There are different types of PLC integrated as either single or modular units:

• Compact PLC: Is built by several modules within a single case.

Therefore, the I/O capabilities are decided by the manufacturer, but not by the user. Some of the integrated PLCs allow to connect additional I/Os to make them somewhat modular.

• A modular PLC: Is built with several components that are plugged into a common rack or bus with extendable I/O capabilities. It contains power supply module, CPU and other I/O modules that are plugged together in the same rack, which are from same manufacturers or from other manufacturers. These modular PLCs come in different sizes with

Modular PLCs are further divided into small, medium and large PLCs based on the program memory size and the number of I/O features[17].

The PLC use different communication protocols to transfer information and commands between the PLC and the I/O signals. The protocols are system of rules that allow two or more entities of a communications system to transmit information via any kind of variation of a physical quantity. The protocol defines the rules syntax, semantics and synchronization of communication and possible error recovery methods. Protocols may be implement by hardware, software or a combination of both[18].

There is a large number of communication protocols used in the automation, the differences arise from the type of laws that govern each system. The most common protocols used in the industrial sector are:

• EtherCAT

• Ethernet Powerlink

• Profinet

• Modbus

• Ethernet/IP

• CAN

• CANopen

1.3.3. Industrial robots

An industrial robot is a robot system used for manufacturing. Industrial robots are automated, programmable and capable of movement on two or more axes. Typical applications of robots include welding, painting, assembly, pick and place for printed circuit boards, packaging and labeling, palletizing, product inspection, and testing; all accomplished with high endurance, speed, and precision.

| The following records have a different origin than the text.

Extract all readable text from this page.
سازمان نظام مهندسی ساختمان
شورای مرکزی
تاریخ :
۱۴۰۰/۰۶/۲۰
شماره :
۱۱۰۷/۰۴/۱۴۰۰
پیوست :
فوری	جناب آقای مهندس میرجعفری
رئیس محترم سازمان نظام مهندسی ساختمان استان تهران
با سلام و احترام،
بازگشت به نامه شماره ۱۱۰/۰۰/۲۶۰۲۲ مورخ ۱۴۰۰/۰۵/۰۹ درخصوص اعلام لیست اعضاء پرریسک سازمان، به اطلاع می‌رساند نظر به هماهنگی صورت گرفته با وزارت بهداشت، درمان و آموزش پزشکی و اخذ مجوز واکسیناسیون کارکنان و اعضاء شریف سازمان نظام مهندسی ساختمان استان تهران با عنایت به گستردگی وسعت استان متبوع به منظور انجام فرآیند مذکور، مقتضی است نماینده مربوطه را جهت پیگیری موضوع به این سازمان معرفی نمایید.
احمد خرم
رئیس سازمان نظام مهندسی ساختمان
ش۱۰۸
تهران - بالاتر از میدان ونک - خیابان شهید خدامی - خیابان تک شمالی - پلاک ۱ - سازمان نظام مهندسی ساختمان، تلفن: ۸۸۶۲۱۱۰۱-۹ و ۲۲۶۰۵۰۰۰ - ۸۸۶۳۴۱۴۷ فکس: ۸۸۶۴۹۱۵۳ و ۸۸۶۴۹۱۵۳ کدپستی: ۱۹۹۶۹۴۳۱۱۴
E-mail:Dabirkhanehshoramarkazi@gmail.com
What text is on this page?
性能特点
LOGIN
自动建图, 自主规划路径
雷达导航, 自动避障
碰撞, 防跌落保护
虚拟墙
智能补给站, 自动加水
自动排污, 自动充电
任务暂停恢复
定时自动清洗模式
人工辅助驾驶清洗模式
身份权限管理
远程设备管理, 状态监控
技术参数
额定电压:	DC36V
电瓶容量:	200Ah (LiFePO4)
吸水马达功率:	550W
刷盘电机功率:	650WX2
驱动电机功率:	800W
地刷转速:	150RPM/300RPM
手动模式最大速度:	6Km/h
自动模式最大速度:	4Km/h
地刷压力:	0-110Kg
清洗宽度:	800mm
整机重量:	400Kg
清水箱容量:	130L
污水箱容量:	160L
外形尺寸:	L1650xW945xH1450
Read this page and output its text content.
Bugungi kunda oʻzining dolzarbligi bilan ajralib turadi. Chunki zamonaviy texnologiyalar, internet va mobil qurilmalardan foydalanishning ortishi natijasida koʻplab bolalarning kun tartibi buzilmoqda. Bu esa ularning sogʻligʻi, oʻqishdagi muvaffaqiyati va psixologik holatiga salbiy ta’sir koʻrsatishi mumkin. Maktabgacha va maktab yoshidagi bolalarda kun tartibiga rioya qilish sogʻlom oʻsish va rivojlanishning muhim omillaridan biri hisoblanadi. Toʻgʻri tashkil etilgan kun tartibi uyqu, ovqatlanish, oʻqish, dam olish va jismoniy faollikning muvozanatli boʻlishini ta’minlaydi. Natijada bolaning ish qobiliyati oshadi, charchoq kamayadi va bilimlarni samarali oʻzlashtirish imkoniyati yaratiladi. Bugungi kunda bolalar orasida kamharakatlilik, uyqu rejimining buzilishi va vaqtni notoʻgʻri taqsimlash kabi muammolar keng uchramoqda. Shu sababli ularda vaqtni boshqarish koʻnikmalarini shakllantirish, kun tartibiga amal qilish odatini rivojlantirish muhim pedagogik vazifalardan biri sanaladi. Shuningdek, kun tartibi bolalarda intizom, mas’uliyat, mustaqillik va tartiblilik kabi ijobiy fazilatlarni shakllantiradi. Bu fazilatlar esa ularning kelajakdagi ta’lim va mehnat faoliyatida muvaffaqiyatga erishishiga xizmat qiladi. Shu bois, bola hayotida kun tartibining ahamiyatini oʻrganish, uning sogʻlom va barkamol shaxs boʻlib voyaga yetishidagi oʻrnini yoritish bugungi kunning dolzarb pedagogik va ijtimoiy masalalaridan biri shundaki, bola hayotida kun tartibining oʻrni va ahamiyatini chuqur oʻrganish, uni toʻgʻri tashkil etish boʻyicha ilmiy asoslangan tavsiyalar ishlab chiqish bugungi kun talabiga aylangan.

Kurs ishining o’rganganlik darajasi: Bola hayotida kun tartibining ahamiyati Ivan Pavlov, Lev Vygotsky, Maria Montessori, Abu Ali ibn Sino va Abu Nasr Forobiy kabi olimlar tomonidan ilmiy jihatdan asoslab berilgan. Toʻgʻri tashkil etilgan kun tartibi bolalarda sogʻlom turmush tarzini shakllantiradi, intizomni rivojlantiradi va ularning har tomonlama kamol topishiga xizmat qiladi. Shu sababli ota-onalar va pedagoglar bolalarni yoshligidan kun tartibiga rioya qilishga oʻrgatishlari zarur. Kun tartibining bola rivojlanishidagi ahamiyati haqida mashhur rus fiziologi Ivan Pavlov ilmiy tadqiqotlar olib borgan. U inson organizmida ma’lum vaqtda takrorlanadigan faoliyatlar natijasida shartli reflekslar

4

They can assist in material handling[19].

Some of the frameworks of industrial automation systems where the robots were include are:

• Process control

• Numerical control machines (CNC)

• Assembly machines

• Automatic warehouses

• Automatic systems for supervision

• CAD tools

A robot is always used in cooperation with other machinery. These machines together form a workcell.

A workcell must be designed in order to be efficient and to maximize the production. In this line of think is possible to find different configurations:

• Workcells with a central robot, the robot is placed centrally, and its main task is to load/unload the surrounding machines.

• Production line, the robots are placed along a production line. Products are transported by the line and robots execute the programmed tasks (assembly, direct operations, …)

• Workcells with a mobile robot, the robot is placed on a mobile platform; it is moved in different positions of the workcell to execute the programmed activities. The robot can operate with many machineries[20].